Sal Tagliavia, the owner of 234 Butler Street, where the EPA has advised to put the larger of their tanks if they cannot have it under the park, spoke at the meeting about his building.

“That’s a beautiful picture of my building that says ‘save me,'” he said, referring flyers that were passed around the meeting. “But what about my business? My tenants? My employees? Our families? What’s gonna happen to them? New York City hasn’t really done anything to approach us or notify us.

Proposed site for second CSO tank. Courtesy of EPA

Proposed site for second CSO tank. Image via EPA

In 2015, Alloy Development proposed to build two 104,000 square foot office buildings at both 234 Butler Street and 242 Nevins Street. After it was announced that the city wanted to seize the land through eminent domain, they suggested a plan to donate a portion of the land, which was rejected.

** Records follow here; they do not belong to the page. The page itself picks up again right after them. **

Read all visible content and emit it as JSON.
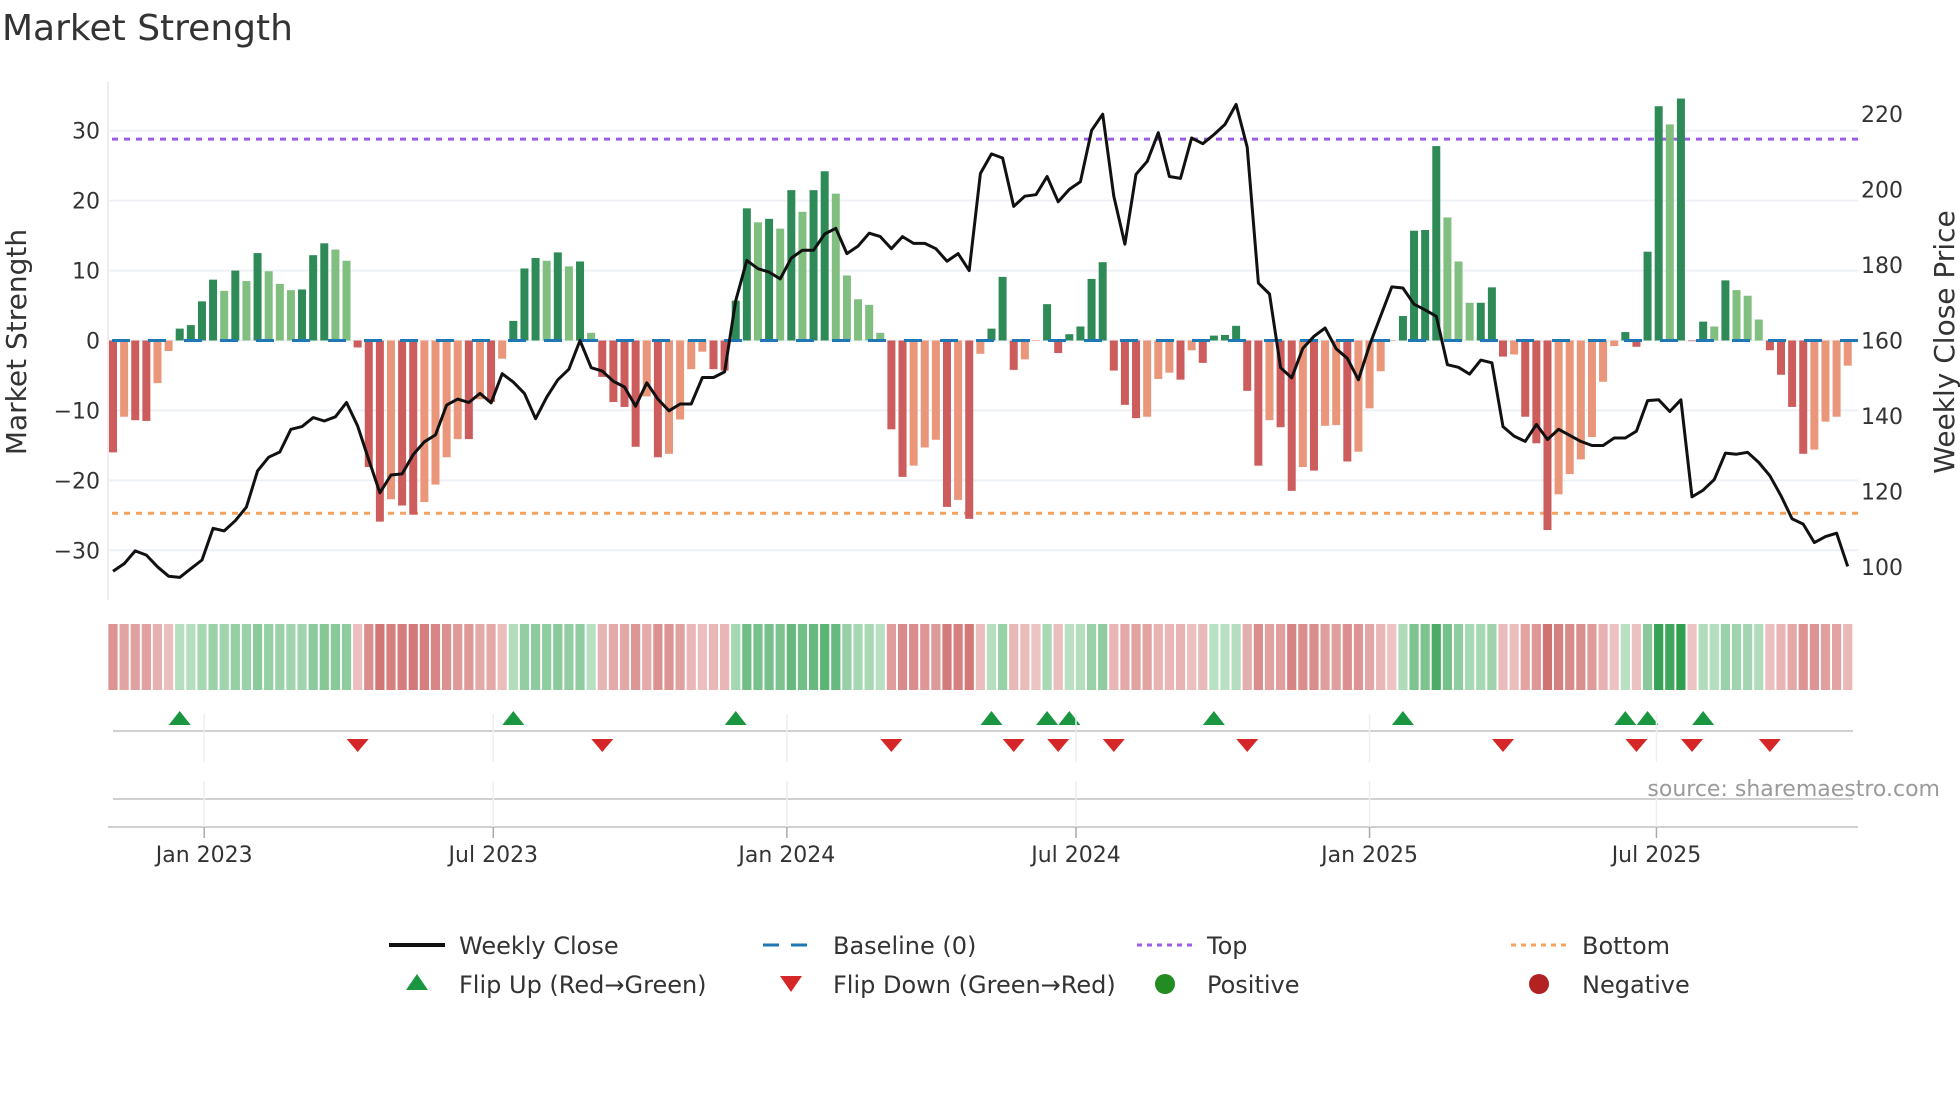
{
  "chart_data": {
    "type": "bar",
    "title": "Market Strength",
    "ylabel": "Market Strength",
    "y2label": "Weekly Close Price",
    "ylim": [
      -36,
      37
    ],
    "y2lim": [
      91,
      232
    ],
    "yticks": [
      "30",
      "20",
      "10",
      "0",
      "−10",
      "−20",
      "−30"
    ],
    "ytick_values": [
      30,
      20,
      10,
      0,
      -10,
      -20,
      -30
    ],
    "y2ticks": [
      "220",
      "200",
      "180",
      "160",
      "140",
      "120",
      "100"
    ],
    "y2tick_values": [
      220,
      200,
      180,
      160,
      140,
      120,
      100
    ],
    "xticks": [
      "Jan 2023",
      "Jul 2023",
      "Jan 2024",
      "Jul 2024",
      "Jan 2025",
      "Jul 2025"
    ],
    "xtick_week_index": [
      8.2,
      34.2,
      60.6,
      86.6,
      113.0,
      138.8
    ],
    "grid": true,
    "top_level": 28.8,
    "bottom_level": -24.7,
    "series": [
      {
        "name": "Market Strength",
        "type": "bar",
        "values": [
          -16.0,
          -10.9,
          -11.4,
          -11.5,
          -6.1,
          -1.5,
          1.7,
          2.2,
          5.6,
          8.7,
          7.1,
          10.0,
          8.5,
          12.5,
          9.9,
          8.1,
          7.2,
          7.3,
          12.2,
          13.9,
          13.0,
          11.4,
          -1.0,
          -18.1,
          -25.9,
          -22.7,
          -23.6,
          -24.9,
          -23.1,
          -20.6,
          -16.7,
          -14.1,
          -14.1,
          -8.4,
          -8.8,
          -2.6,
          2.8,
          10.3,
          11.8,
          11.4,
          12.6,
          10.6,
          11.3,
          1.1,
          -5.2,
          -8.8,
          -9.5,
          -15.2,
          -8.0,
          -16.7,
          -16.2,
          -11.3,
          -4.1,
          -1.6,
          -4.1,
          -4.3,
          5.7,
          18.9,
          16.9,
          17.4,
          16.0,
          21.5,
          18.4,
          21.5,
          24.2,
          21.0,
          9.3,
          5.9,
          5.1,
          1.1,
          -12.7,
          -19.5,
          -17.9,
          -15.3,
          -14.2,
          -23.8,
          -22.8,
          -25.5,
          -1.9,
          1.7,
          9.1,
          -4.2,
          -2.7,
          0,
          5.2,
          -1.8,
          0.9,
          2.0,
          8.8,
          11.2,
          -4.3,
          -9.2,
          -11.1,
          -10.9,
          -5.5,
          -4.6,
          -5.6,
          -1.4,
          -3.2,
          0.7,
          0.8,
          2.1,
          -7.2,
          -17.9,
          -11.4,
          -12.4,
          -21.5,
          -18.1,
          -18.6,
          -12.2,
          -12.1,
          -17.3,
          -15.9,
          -9.7,
          -4.4,
          0,
          3.5,
          15.7,
          15.8,
          27.8,
          17.6,
          11.3,
          5.4,
          5.4,
          7.6,
          -2.3,
          -2.0,
          -10.9,
          -14.7,
          -27.1,
          -22.0,
          -19.1,
          -17.0,
          -13.8,
          -5.9,
          -0.8,
          1.2,
          -0.9,
          12.7,
          33.5,
          30.9,
          34.6,
          -0.1,
          2.7,
          2.0,
          8.6,
          7.2,
          6.4,
          3.0,
          -1.4,
          -4.9,
          -9.5,
          -16.2,
          -15.6,
          -11.6,
          -10.9,
          -3.6
        ]
      },
      {
        "name": "Weekly Close",
        "type": "line",
        "values": [
          98.9,
          100.9,
          104.3,
          103.2,
          100.1,
          97.6,
          97.3,
          99.6,
          101.9,
          110.3,
          109.6,
          112.3,
          115.9,
          125.5,
          129.1,
          130.5,
          136.5,
          137.2,
          139.6,
          138.7,
          139.8,
          143.6,
          137.4,
          128.4,
          119.7,
          124.4,
          124.7,
          129.8,
          133.2,
          135.0,
          142.9,
          144.5,
          143.6,
          146.0,
          143.5,
          151.2,
          149.0,
          146.0,
          139.3,
          145.0,
          149.6,
          152.4,
          160.0,
          152.8,
          151.9,
          149.2,
          147.7,
          142.6,
          148.8,
          144.5,
          141.4,
          143.2,
          143.2,
          150.2,
          150.2,
          151.7,
          170.5,
          181.2,
          179.0,
          178.1,
          176.3,
          181.8,
          183.9,
          183.9,
          188.2,
          189.7,
          183.0,
          185.0,
          188.4,
          187.5,
          184.3,
          187.5,
          185.7,
          185.7,
          184.3,
          181.0,
          183.0,
          178.5,
          204.2,
          209.4,
          208.3,
          195.5,
          198.2,
          198.6,
          203.4,
          196.7,
          200.0,
          202.0,
          215.6,
          219.9,
          198.2,
          185.5,
          204.0,
          207.4,
          215.0,
          203.4,
          202.9,
          213.6,
          212.1,
          214.5,
          217.2,
          222.5,
          211.2,
          175.2,
          172.3,
          152.8,
          150.1,
          157.9,
          161.1,
          163.3,
          157.8,
          155.3,
          149.6,
          158.8,
          166.5,
          174.2,
          173.9,
          169.6,
          168.1,
          166.4,
          153.6,
          152.9,
          151.1,
          154.8,
          154.1,
          137.2,
          134.7,
          133.3,
          137.8,
          133.8,
          136.5,
          134.9,
          133.3,
          132.2,
          132.2,
          134.2,
          134.2,
          136.0,
          144.1,
          144.3,
          141.2,
          144.3,
          118.6,
          120.4,
          123.2,
          130.2,
          129.9,
          130.4,
          127.7,
          124.2,
          118.9,
          112.8,
          111.4,
          106.5,
          108.1,
          109.0,
          100.2
        ]
      }
    ],
    "legend": {
      "placement": "bottom",
      "items": [
        {
          "label": "Weekly Close",
          "symbol": "line"
        },
        {
          "label": "Baseline (0)",
          "symbol": "dash"
        },
        {
          "label": "Top",
          "symbol": "dot-purple"
        },
        {
          "label": "Bottom",
          "symbol": "dot-orange"
        },
        {
          "label": "Flip Up (Red→Green)",
          "symbol": "triangle-up"
        },
        {
          "label": "Flip Down (Green→Red)",
          "symbol": "triangle-down"
        },
        {
          "label": "Positive",
          "symbol": "circle-green"
        },
        {
          "label": "Negative",
          "symbol": "circle-red"
        }
      ]
    },
    "source": "source: sharemaestro.com"
  },
  "colors": {
    "pos_rising": "#2e8b57",
    "pos_falling": "#80bf80",
    "neg_falling": "#cd5c5c",
    "neg_rising": "#e9967a",
    "line": "#111111",
    "baseline": "#1f77b4",
    "top": "#9b5de5",
    "bottom": "#f4a460",
    "flip_up": "#1a9641",
    "flip_down": "#d62728",
    "positive": "#228b22",
    "negative": "#b22222",
    "grid": "#edf0f5"
  }
}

The second, smaller tank will be located along the 4th Street Basin, near the Whole Foods at 214 3rd Avenue.

No decision has been made yet on the locations, and the EPA has given the city a deadline of four years in which they can acquire land. If not, the larger tank will have to be built under Thomas Greene Park.

According to the EPA, they hope to begin the first phase of cleanup by 2020 but were hesitant to declare a date of completion due to setbacks that are bound to occur. Estimates say total cleanup could take approximately eight to 15 years or so.

gowanus town hall rta

Map of RTA’s. Image via EPA

The residents who spoke during the meeting had concerns: about the sustainability of the sediment cap (it will apparently last nearly 100 years); if the CSO tanks will be harmful (the EPA claims they will not be); and raw sewage smell around the community (it will, unfortunately, continue during the dredging).

One local man had a pressing question that, it seems, that had not yet been considered: What happens if you fall in the canal?

“If people fall in the water,” Mugdan answered, “I’m afraid to say it will be difficult to get out.”